Kwade dagen

‘Gedenk daarom je schepper in de dagen van je jeugd – voordat de slechte dagen komen en de jaren naderen waarvan je zegt: In deze jaren vind ik weinig vreugde meer’
Prediker 12:1

Kwade dagen. Zo noemt Prediker de ouderdom. Omdat je lichaam in die periode van je leven steeds meer gebreken gaat vertonen. In het laatste hoofdstuk van zijn boek beschrijft Prediker dat op een buitengewoon beeldende manier. Benen als wachters die zich krommen. Het gebit als maalsters die langzaam verdwijnen. Het gehoor als deuren die naar de straat worden gesloten. De hoger wordende stem. Trappen lopen wordt alsmaar moeilijker. Het grijze haar noemt hij een bloeiende amandelboom. Dat laatste kan een sierlijke kroon zijn, maar het geheel wordt niet verheerlijkt.

Oud worden is kwade dagen gaan meemaken. Maar zo’n proces kan al veel eerder beginnen. Bijvoorbeeld als je ziek bent. Wat kan bijvoorbeeld een ziekte als kanker een prachtig lichaam veranderen. Operaties laten hun littekens achter. De chemokuren laten ook hun sporen na. Wat kun je je moe voelen. Je lichaam weigert. Het voelt als lood.

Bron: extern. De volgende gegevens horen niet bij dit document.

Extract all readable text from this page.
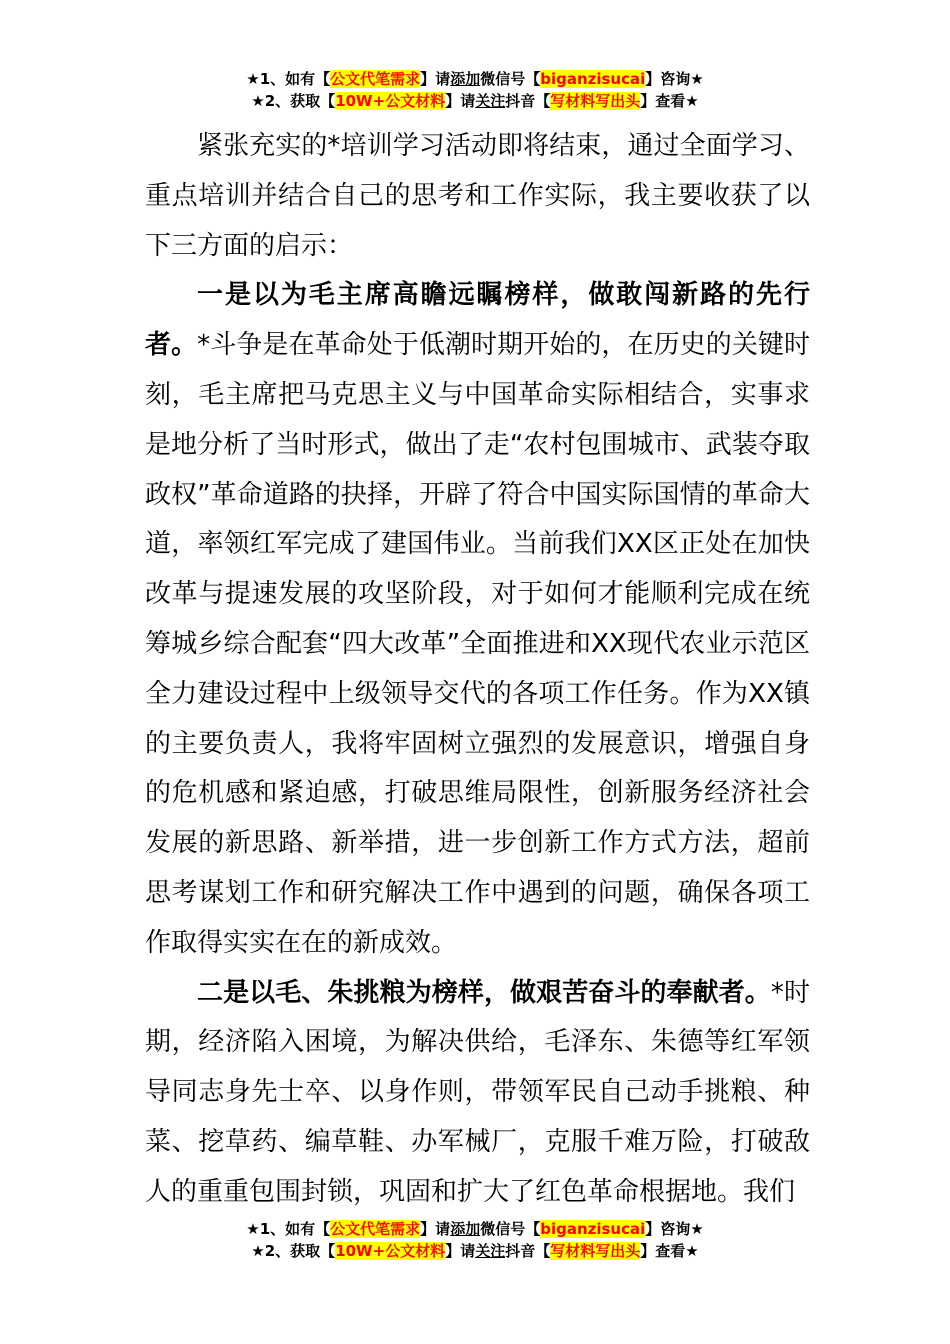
★1、如有【公文代笔需求】请添加微信号【biganzisucai】咨询★
★2、获取【10W+公文材料】请关注抖音【写材料写出头】查看★

紧张充实的*培训学习活动即将结束，通过全面学习、重点培训并结合自己的思考和工作实际，我主要收获了以下三方面的启示：

一是以为毛主席高瞻远瞩榜样，做敢闯新路的先行者。*斗争是在革命处于低潮时期开始的，在历史的关键时刻，毛主席把马克思主义与中国革命实际相结合，实事求是地分析了当时形式，做出了走“农村包围城市、武装夺取政权”革命道路的抉择，开辟了符合中国实际国情的革命大道，率领红军完成了建国伟业。当前我们XX区正处在加快改革与提速发展的攻坚阶段，对于如何才能顺利完成在统筹城乡综合配套“四大改革”全面推进和XX现代农业示范区全力建设过程中上级领导交代的各项工作任务。作为XX镇的主要负责人，我将牢固树立强烈的发展意识，增强自身的危机感和紧迫感，打破思维局限性，创新服务经济社会发展的新思路、新举措，进一步创新工作方式方法，超前思考谋划工作和研究解决工作中遇到的问题，确保各项工作取得实实在在的新成效。

二是以毛、朱挑粮为榜样，做艰苦奋斗的奉献者。*时期，经济陷入困境，为解决供给，毛泽东、朱德等红军领导同志身先士卒、以身作则，带领军民自己动手挑粮、种菜、挖草药、编草鞋、办军械厂，克服千难万险，打破敌人的重重包围封锁，巩固和扩大了红色革命根据地。我们

★1、如有【公文代笔需求】请添加微信号【biganzisucai】咨询★
★2、获取【10W+公文材料】请关注抖音【写材料写出头】查看★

Dat zijn ook kwade dagen. Voor de zieke, maar ook voor de familie. De ander is soms nauwelijks te herkennen. Natuurlijk kan en mag er herstel zijn. Er zijn mensen die zich herboren voelen. Familie en vrienden zeggen: ‘Je ziet er weer goed uit!’ Maar als dat niet zo is?

Natuurlijk is een mens meer dan een lichaam. Mensen kunnen geestelijk heel sterk zijn als ze lichamelijk niets meer kunnen. Maar ook de afbraak van ons lichaam doet niet alleen letterlijk veel pijn, maar ook figuurlijk. Want ons lichaam is veel meer dan een kooi, waarin een vogel huist. Zo zag men dat vroeger. Het ging om de ziel en veel minder om het lichaam. Daar denken we nu gelukkig anders over. Ook dat lichaam ben jij.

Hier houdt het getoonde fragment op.